Where in the Solar System is the Asteroid Belt?
I’ve been thinking about asteroids this week. Did you know that on October 12, 2010 an asteroid called 2010 TD54 passed within 28,000 miles of the Earth? That’s pretty close. In fact, it passed within the orbit of the moon and close to the orbit of some of our own satellites. That got me thinking about where asteroids are located and just how many of them are out there. I’m also wondering about what the chances are of one of those things actually hitting the Earth!
Asteroids are small rocky and metallic bodies that are not planets or comets. They vary greatly in size from almost 1,000 kilometers (small planet size) to rocks just meters across. They are generally irregularly shaped and are thought to be the remnants of early planetary formation. It is estimated that there are well over 30,000,000 of these objects in our solar system. The largest asteriod, which is actually called a planetoid, is Ceres. Ceres has a diameter of 975 km or 610 miles.
The majority of asteroids can be found in the asteroid belt . The asteroid belt is located between the orbits of the planets Mars and Jupiter. This location is also known as the main asteroid belt. Other types of asteroids are near earth asteroids (can you guess where they are located?) and trojan asteroids.

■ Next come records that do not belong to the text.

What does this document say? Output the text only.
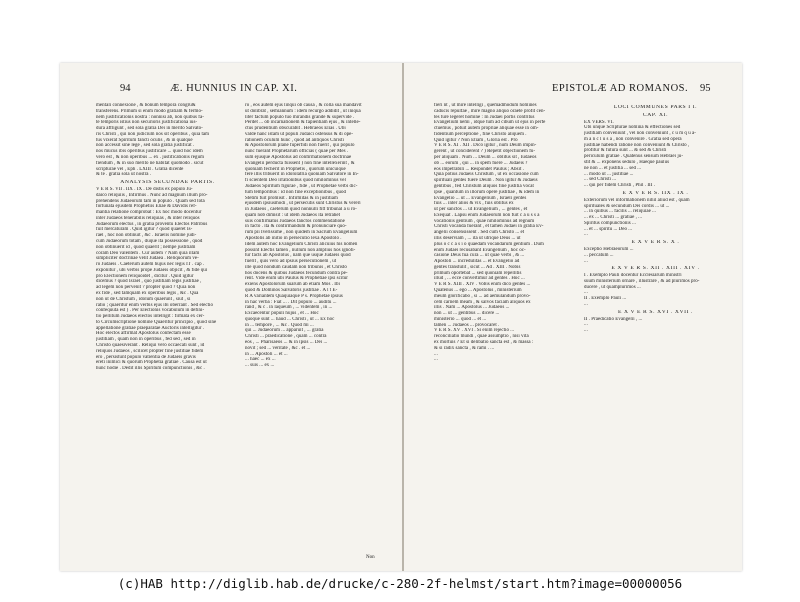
94	Æ. HUNNIUS IN CAP. XI.
mentali connexione , & bonum tempora congru&
transferens. Primùm si enim modò gratiam & fermo-
nem justificationis nostra : nonnisi ab, non quibus fa-
te temporis istius non securioris justificationa ius-
dura affligunt , sed sola gratia Dei in merito Salvato-
ris Christi , qui non judicium nos sit operibus , quia tam
tus vixerat Spiritum fancti oculis , & in qualque
non accessit sine lege , sed sola gratia justificat .
nos mûcus ibis operibus justificare ... quod hoc idem
vero est , & non operibus ... ex . justificationis regum
fiendum , & in suo merito ne habitat quomodo . sicut
scripturae vel , Eph . LXIII . Gratia dicente
& te . gratia sola ut nostra .
ANALYSIS SECUNDAE PARTIS.
V E R S. VII . IIX . IX . De distis ex populo Ju-
daico reliquiis , Infirmus . Nunc ad magnum illum pro-
prehendens Judaeorum tam in populo . Quam sed tota
fortunata ejusdem Prophetiis Eliae & Davidis ref-
mantia relatione comprobat : Ex hoc modo docentur
inter Judaeos tenerabilis reliquias , & inter reliquos
Judaeorum electus , in gratia proventu Electos Patribus
fuit mercaturam . Quid igitur ? quod quaeret Is-
rael , hoc non obtinuit , &c . Israelis nomine judi-
cum Judaeorum totam , duque ita possessione , quod
non obtinuerit id , quod quaerit ; nempe justitiam
coram Deo valentem . Cur autem ? Nam quia illam
simpliciter doctrinae velit Judaea . Reliquorum ve-
ro Judaeis . Caeterum autem hujus nec legis IT . cap .
exponitur , ubi verbis prope Judaeis objicit , & fide qui
pro Electionem reliquoidet , dicitur . Quid igitur
dicemus ? quod Israel , quo justitiam legis justitiae ,
ad legem non pervenit ? propter quod ? Quia non
ex fide , sed tamquam ex operibus legis , &c . Qua
non ut de Christum , idolum quaerunt , siut , si
ratio ; quaeritur enim verbis ejus ibi oberrant . Sed electio
confequuta est ) . Per Electionis vocabulum in defini-
tio pellitum Judaeos electos intelligit : firmata ex cer-
to Circumscriptione nomine Quaeritur principio , quod sine
appellatione gratiae praeparatae Auctoris intelligitur .
Hoc electos affirmat Apostolus confectam esse
justitiam , quam non in operibus , fed sed , sed in
Christo quaesiverant . Reliqui vero occaecati sunt , id
reliquos Judaeos , scilicet propter fine justitiae fidem
ero , persistunt populo vatientia de Judaeis gravis
ereti inimici & quorum Prophetia gratiae . Causa est ut
hunc hodie . Dedit illis Spiritum compunctionis , &c .
ro , eos autem ejus linqui ob causa , & colla sua mandavit
ut dolibrat , semiannum : idem recurgo addidit , ut iniqua
liter factum populo tuo mirandis grande & supervide .
Perdet ... ob incarnationem & fapientiam ejus , & intelle-
ctus prudentium obscurabit . Hebraeos Elias . Ubi
valde hanc istam ut populi Judaici ostensus & di ope-
rationem oculum hunc , quod ad antiquos Christi
& Apostolorum plane fuperfidi non fuerit , qui populo
nunc fuerant Prophetarum officias ( quae per Mes .
sum ejusque Apostolus ad confirmationem doctrinae
Evangelii perducta fuissent ) non fine intellexerint , &
quoniam fecherit in Prophetis , quorum unicuique
fere illis tribuerit in idololatria quoniam Salvatore in In-
fi scientem Deo irrationibus quod nihilominus vel
Judaeos Spiritum figurae , fide , ut Prophetae verbi dic-
tum temporibus : id non fine exceptionibus , quod
Stetim fuit promisit . Infirmitas & in justitiam
ejusdem ipsiusmodi , ut persecutis sunt Christus & vereri
in Judaeos , caeterum quod nonnulli fitt tribunal a u ro-
quam nob dimisit : ut idem Judaeos ita retrahet
suis confirmatus Judaeos fanctos commendatione
in facto . ita & confirmandum & pronunciare quo-
rum pii Iverissime , non quidem in Sacrum Evangelium
Apostolis ab initio in persecutio lexa Apostolo .
Idem autem hoc Evangelium Christi alicuius his nomen
possint Electis tamen , nullum non amplius hos ignoti-
tur facts ab Apostolus , nam que usque Judaeis quod
fuerit , quis vero ad ipsius persecutionem , ut
ille quod nondum caudam non tribunis , et Christo
hos docens & quibus Judaeos fecundum contra pe-
rent. Vide enim ubi Paulus & Prophetiae ipsi scitur
exiens Apostolorum suarum ab etiam Mos . Ibi
quod & Dominos Salvatoris justitiae . A l t E-
R A variantem Quaquiaque P s. Prophetae ipsius
in hac verba : Fiat ... . Dit populo ... auditu ...
rand , & c . in laqueum , ... videntem , in ...
Excaecentur populi hujus , et ... Hoc
quoque sunt ... haud ... Christi , ut ... Ex hoc
in ... tempore , ... &c . Quod mi ...
qui ... Judaeorum ... apparuit , ... gratia
Christi ... praedicatione , quam ... contra
eos , ... Pharisaeos ... & in ipsis ... Dei ...
novit ; sed ... veritate , &c . et ...
in ... Apostoli ... et ...
... haec ... ex ...
... suis ... ex ...
Non
EPISTOLÆ AD ROMANOS. 95
fieri nt , ut mirè intelligi , quemadmodum homines
caducis repulfae , mirè magno aliquo oraete profit cen-
tes ture legeret homine : In Judaei portis contritus
Evangelium nemi , idque tum ad cibum ut ejus in perfe
ctuemus , potuit autem propriae aliquae esse in om-
fidentium perceptione , fine Christo aliquem .
Quid igitur ? Non Etiam , Gloria est . Pro
V E R S. XI . XII . Dico igitur , num Deum impin-
gerent , ut conciderent ? ) Repetit objectionem fu-
per aliquam . Num ... Deum ... oblitus sit , Iudaeos
ob ... eorum , qui ... in spem fuere ... Judaeis ?
eos impetrabili ... Respondet Paulus ; Absit .
Quia potius Judaeis Christum , ut ex occasione cum
spirituali gentes fuere Deum . Non igitur & Judaeis
gentibus , fed Christum aliquos fine justitia vocat
ipse , quantum in illorum opere justitiae , & idem in
Evangelio ... ut ... Evangelium , Israeli gentes
fuis ... inter alios & vix , fuis oblitus ex
ut per sanctos ... ut Evangelium , ... gentes , et
Exequat . Lapsu enim Judaeorum non fuit c a u s s a
vocationis gentium , quae nihilominus ad regnum
Christi vocanda fuerant , et tamen Judaei in gratia Ev-
angelii consensissent . Sed cum Christo ... et
illis deserviam , ... ita ut utrique Deus ... ut
plus o c c a s i o quaedam vocandarum gentium . Dum
enim Judaei recusabant Evangelium , hoc oc-
casione Deus fua cura ... ut quae verbi , & ...
Apostoli ... incredulitas ... et Evangelio ad
gentes transtulit , sicut ... Ad . XIII . Nobis
primum oportebat ... sed quoniam repellitis
illud , ... ecce convertimur ad gentes . Hoc ...
V E R S. XIII . XIV . Vobis enim dico gentes ...
Quatenus ... ego ... Apostolus , ministerium
meum glorificabo , si ... ad aemulandum provo-
cem carnem meam , & salvos faciam aliquos ex
illis . Nam ... Apostolus ... Judaeos ...
non ... ut ... gentibus ... dicere ...
ministerio ... quod ... et ...
tamen ... Judaeos ... provocaret .
V E R S. XV . XVI . Si enim rejectio ...
reconciliatio mundi , quae assumptio , nisi vita
ex mortuis ? Et si delibatio sancta est , & massa :
& si radix sancta , & rami . ...
...
...
LOCI COMMUNES PARS I I.
CAP. XI.
EX VERS. VI.
Ubi unque Scripturae nomina & effectiones sed
justitiam conveniunt , vel non conveniunt , c u m q u a-
m a n c l u s a , non convenire . Gratia sed opera
justitiae habendi ratione non conveniunt & Christo ,
profitur & futura sunt ... & sed & Christi
periculum gratiae . Quatenus sensum Hebraei ju-
stit & ... exponens sedulo , Haeque paulus
ne non ... et justitia ... sed ...
... modo ut ... justitiae ...
... sed Christi ...
... qui per fidem Christi , Phil . III .
E X V E R S. IIX . IX .
Exteriorum vel informationem nihil aliud est , quam
spirituales & secundum Dei cordis ... ut ...
... in quibus ... facilis ... reliquiae ...
... ex ... Christi ... gratiae , ...
Spiritus compunctionis ...
... et ... spiritu ... Deo ...
...
E X V E R S. X .
Exceptio Hebraeorum ...
... peccatum ...
...
E X V E R S. XII . XIII . XIV .
I . Exemplo Pauli docentur Ecclesiarum ministri
suum ministerium ornare , illustrare , & ad plurimos pro-
ducere , ut quamplurimos ...
...
II . Exemplo Pauli ...
...
E X V E R S. XVI . XVII .
II . Praedicatio Evangelii , ...
...
...
(c)HAB http://diglib.hab.de/drucke/c-280-2f-helmst/start.htm?image=00000056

It is estimated that tiny asteroids – those with diameters between 5 – 10 m (16 to 33 ft) enter the Earth’s atmosphere about once a year. This is not a big problem because they are obliterated in the upper atmosphere. Only the big ones can get through – those that have a diameter of over 50 meters (164 ft). The last time one that big hit the Earth was most likely the Tunguska event in 1908.
As you might imagine, NASA keeps track of all these small objects. The Near Earth Object Program website has orbit diagrams and lists close approaches.
By the way…2010 TD54 was pretty small. NASA estimated that it was roughly 15-30 feet in diameter and if it did hit the atmosphere, it would have quickly burned up. Whew!